Complicating this setup further is that EigenLayer’s “pooled security” model – wherein AVSs leverage a common pool of staked ETH to secure their services – can be further customized via “attributable security.” That is, it’s possible for individual AVSs to acquire (additional) restaked ETH that’s used solely to secure their specific services – a form of insurance or safety net for the AVSs that pay a premium for it. Consequently, as more AVSs launch, the role of the operator becomes more technically complex, and slashing rules become far more difficult to follow. The extension of LRTs on top of this restaking complexity abstracts away much of these underlying strategies and risks from the token holders. 

That’s a problem because ultimately, we think that people will go where the rewards offered by these LRT providers are highest. As such, LRTs may be incentivized to maximize their yields in order to gain market share, but these could come at the cost of a higher (albeit hidden) risk profile. In other words, we believe what matters will be the risk-adjusted rewards and not absolute rewards, but it may be difficult to have transparency on that. This could lead to additional risks as LRT DAOs are incentivized to maximally restake multiple times to remain competitive. 

Moreover, LRTs could also put downward sell pressure on non-ETH AVS rewards if the LRT payouts are done entirely in ETH. That is, the value accrual for restaking could be limited by recurring sell pressure if the LRTs need to convert native AVS tokens into ETH (or ETH equivalent) in order to redistribute rewards to LRT token holders. 

Separately, LRTs also carry non-negligible valuation risks. For example, in the event of an extended staking withdrawal queue (validator churn limits have decreased from 14 to 8 following Ethereum’s Dencun Fork), a temporary dislocation of LRTs from their underlying value is possible. If LRTs become a widely accepted form of collateral within DeFi (e.g. like LSTs in borrowing and lending protocols), this could unintentionally exacerbate liquidations, especially in low liquidity markets.

That’s assuming that these DeFi protocols are able to properly assess LRTs’ collateral value in the first place. Effectively, LRTs represent a diverse set of portfolio holdings, and the risk profile of those holdings can shift over time. New constituents can be added or removed, or the AVSs themselves can be subject to changes to their earnings or solvency risk.

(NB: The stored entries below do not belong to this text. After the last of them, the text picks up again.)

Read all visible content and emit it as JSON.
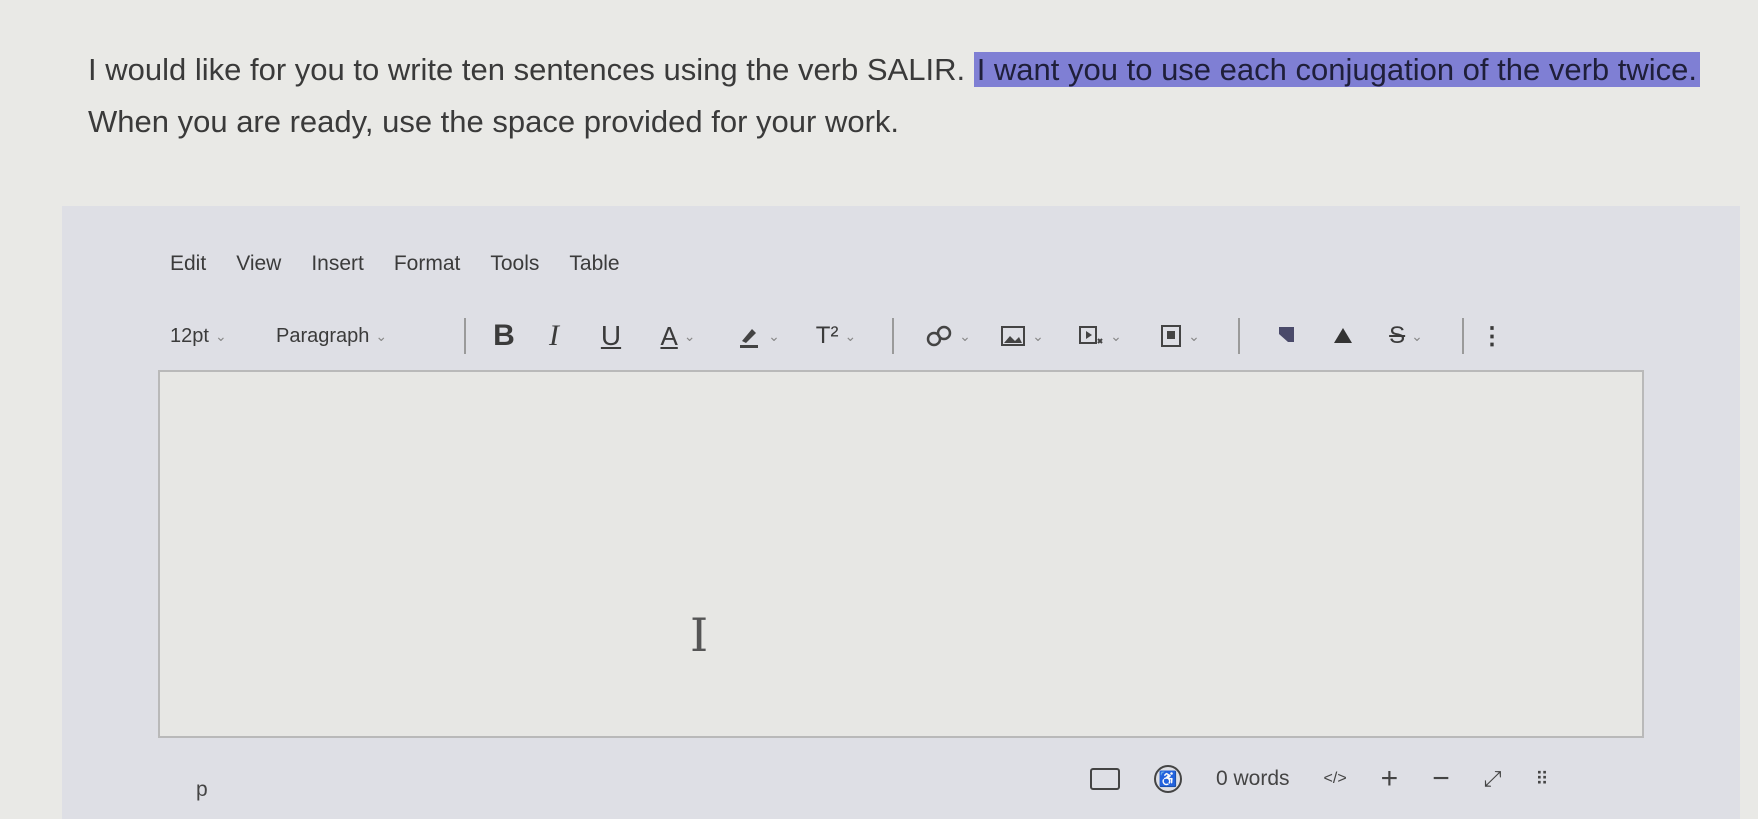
{
  "instructions": {
    "line1_before": "I would like for you to write ten sentences using the verb SALIR. ",
    "line1_highlight": "I want you to use each conjugation of the verb twice.",
    "line2": "When you are ready, use the space provided for your work."
  },
  "menu": [
    "Edit",
    "View",
    "Insert",
    "Format",
    "Tools",
    "Table"
  ],
  "toolbar": {
    "font_size": "12pt",
    "block_format": "Paragraph",
    "bold": "B",
    "italic": "I",
    "underline": "U",
    "text_color": "A",
    "superscript": "T²",
    "more": "⋮"
  },
  "status": {
    "path": "p",
    "word_count": "0 words",
    "html_view": "</>",
    "zoom_in": "+",
    "zoom_out": "−"
  },
  "colors": {
    "highlight": "#7f7fd4",
    "panel": "#dedfe5",
    "editor": "#e7e7e4"
  }
}
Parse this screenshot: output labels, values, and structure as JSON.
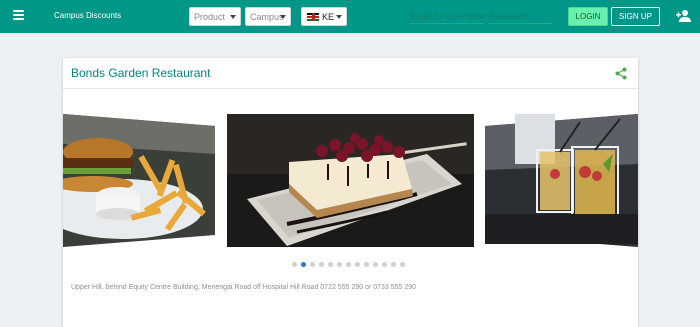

Hypothetically, we could see a scenario where a market downturn potentially impacts several AVSs at once, thus destabilizing the LRTs and amplifying the risk of forced liquidations and market volatility. Recursive borrowing would only magnify those losses. On the other hand, protocols that are able to decompose LRTs into their principle and yield components could help mitigate this risk somewhat, as tokenized principal could be used as pristine collateral while the tokenized yield could be utilized in interest rate swaps.

Finally, under certain scenarios a large fault in the restaking mechanism could threaten the underlying consensus protocol of Ethereum, as highlighted by Ethereum co-founder Vitalik Buterin. If the amount of restaked ETH is sufficiently large relative to all staked ETH, there could be economic incentives to enforce an incorrect decision that could lead to network destabilization.

Conclusion

EigenLayer’s restaking protocol is poised to become the bedrock for a wide range of new services and middleware on Ethereum, which, in turn, could generate a meaningful source of ETH rewards for validators in the future. AVSs ranging from EigenDA to Lagrange could also substantially enrich the Ethereum ecosystem itself. 

That said, the adoption of LRT wrappers around the underlying protocol could lead to hidden risks from nontransparent restaking strategies or temporary dislocations from their underlying. How different issuers select which AVSs to secure alongside the distribution of risks and rewards to LRT holders remains an open question. Furthermore, the initial yield from AVSs may not live up to the extremely high expectations set by the market, though we expect that to change over time as AVS adoption grows. Still, we think that restaking champions the open innovation of Ethereum and will become a core part of the ecosystem’s infrastructure.